Александра посмотрела на Бульку искоса. Она понять не могла, какого черта к ним привязалась эта прошмандовка. Более подходящее слово для нее трудно было подобрать. Ну, годилось еще лярва, курва и стерва. Жаль, никогда не хватит смелости Бульку в глаза так назвать. Ни у Александры не хватит, ни у Кати.
– Ох и простые вы, подруги, – вдруг сказала Булька с оттенком жалости. – Простые, как задний мост…
Александра только вздохнула громко. Катя взялась двумя руками за миску, на дне которой еще оставалась каша.
– Слушай, ты, ковырялка поганая, – сказала негромко, не глядя на Бульку. – Сама ты задний мост, поняла? Отвяжись, а то я сейчас миску в твою рожу воткну, да еще и кулаком постучу, чтоб получше отпечаталось. Так разукрасишься, что надолго твой задний мост будет краше, чем рожа!
Булька даже глазки вытаращила!
– Да ладно… – пробормотала изумленно. – Ишь, распыхтелись, клизмы несчастные…
– Что? – приподнялась Катя.
Булька отскочила от стола, зыркнула исподлобья и пошла к раздаточному окошку.
– Слушай, она испугалась… – изумилась Александра. – Честное слово!
– Теперь Надьке нажалуется, – вздохнула Катя. – Но я уж больше не могла ее терпеть, пакость такую. Кстати, знаешь, кто такие клизмы? – с отвращением спросила она
– Догадываюсь, – вздохнула Александра. – Синоним – старые клячи, да?
– Ну.
– Да и что? Разве это не так, на самом-то деле? Мне сорок четыре, тебе тоже. И никому мы не нужны. Твой муж расстрелян, мой… ну, думаю, мой еще раньше в могилу лег. Лагерь из нас вообще все женское выбил. Клизмы и есть…

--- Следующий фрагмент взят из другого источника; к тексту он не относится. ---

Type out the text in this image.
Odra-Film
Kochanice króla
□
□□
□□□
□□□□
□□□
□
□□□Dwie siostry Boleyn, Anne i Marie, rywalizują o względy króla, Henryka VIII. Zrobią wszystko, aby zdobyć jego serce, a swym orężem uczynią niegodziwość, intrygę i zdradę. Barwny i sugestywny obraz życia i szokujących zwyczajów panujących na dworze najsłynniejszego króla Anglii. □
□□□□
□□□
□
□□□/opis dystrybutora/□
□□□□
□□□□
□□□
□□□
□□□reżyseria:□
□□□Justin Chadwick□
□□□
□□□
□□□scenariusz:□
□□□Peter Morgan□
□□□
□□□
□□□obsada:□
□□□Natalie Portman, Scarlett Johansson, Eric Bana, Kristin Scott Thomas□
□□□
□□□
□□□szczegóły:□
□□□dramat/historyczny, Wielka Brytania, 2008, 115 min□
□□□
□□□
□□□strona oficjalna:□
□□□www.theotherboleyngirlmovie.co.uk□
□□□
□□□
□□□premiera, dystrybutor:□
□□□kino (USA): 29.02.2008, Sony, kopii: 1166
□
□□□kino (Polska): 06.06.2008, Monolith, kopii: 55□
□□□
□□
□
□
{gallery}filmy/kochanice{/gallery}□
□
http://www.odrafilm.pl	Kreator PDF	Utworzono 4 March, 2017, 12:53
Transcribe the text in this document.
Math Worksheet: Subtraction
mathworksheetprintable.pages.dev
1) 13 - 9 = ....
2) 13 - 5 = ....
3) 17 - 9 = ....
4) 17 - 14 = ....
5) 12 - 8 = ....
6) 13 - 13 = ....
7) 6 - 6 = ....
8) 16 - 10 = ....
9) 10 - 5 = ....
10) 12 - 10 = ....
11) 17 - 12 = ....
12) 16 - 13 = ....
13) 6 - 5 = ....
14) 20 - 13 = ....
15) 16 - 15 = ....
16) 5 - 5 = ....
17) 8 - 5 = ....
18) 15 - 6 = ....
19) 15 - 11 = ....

– Саша, какую ты чушь несешь! – злобно поглядела на нее Катя, которая, хоть и похудела, и постарела, а все ж не утратила своей мрачной, чуточку цыганской красоты. – Вон тот седой, который знай в санчасть таскается, он что, только на примочки ходит? Небось на тебя глядит, не оторвется!
Александра только головой покачала. Седой – это был Мурзик. Ясное дело, он ходил в санчасть не только ради примочек, но в том-то и состоял весь ужас. Никому, даже Кате, самому близкому ей здесь человеку, даже под страхом смерти не рассказала бы Александра, что ходит Мурзик в санчасть и «глядит, не оторвется» только для того, чтобы внушать ей страх. Напоминать, что ее брат Шурка оговорил его, написал на него донос, упек на нары. Из-за Шурки его били смертным боем, превратив крепкого и красивого мужика в развалину. Ну, предположим, седеть он еще раньше стал, еще в 14-м, но тогда волосы его были – соль с перцем, густые, волнистые, а сейчас висят на голове какие-то белые охвостья… Да еще чуть не умер из-за флегмоны, которую в лагере подцепил… И тоже, по его мнению, виноват Шурка Русанов. Умом Александра понимала, что Мурзик достоин всего, что получил, но сам факт, что брат предал человека, который в его доме пил и ел, который как мог когда-то помогал их семье, который считал себя своим в доме Русанова… Это было невозможно представить. Причем если бы Шурка расквитался с Мурзиком за убитого им Смольникова, за Охтина, за Настену из Доримедонтовки, за все черное прошлое, – то еще ладно. Но Александре невыносимо было думать, что Шурка выдал его от страха, под побоями, выдал не со зла, а просто так – лишь бы от него отвязался какой-нибудь беспощадный следователь с крепкими кулаками, которому позарез нужно было выполнить план по разоблачению энного количества врагов народа. И теперь ее любимый «песик-братик» тянет каторжную лямку где-нибудь на Соловках, на Колыме или еще где и думает, не может не думать, что вдруг да настанет день, когда выйдет он на свободу, и пройдет по любимому городу, по улице Покровской или Варварской (плевать, что они теперь называются иначе, погано называются, они ведь по-прежнему Покровка и Варварка!), и вдруг столкнется с седым, беззубым, синеглазым стариком, который скажет ему: «Будь ты проклят, Шурка Русанов!» И плюнет ему в лицо…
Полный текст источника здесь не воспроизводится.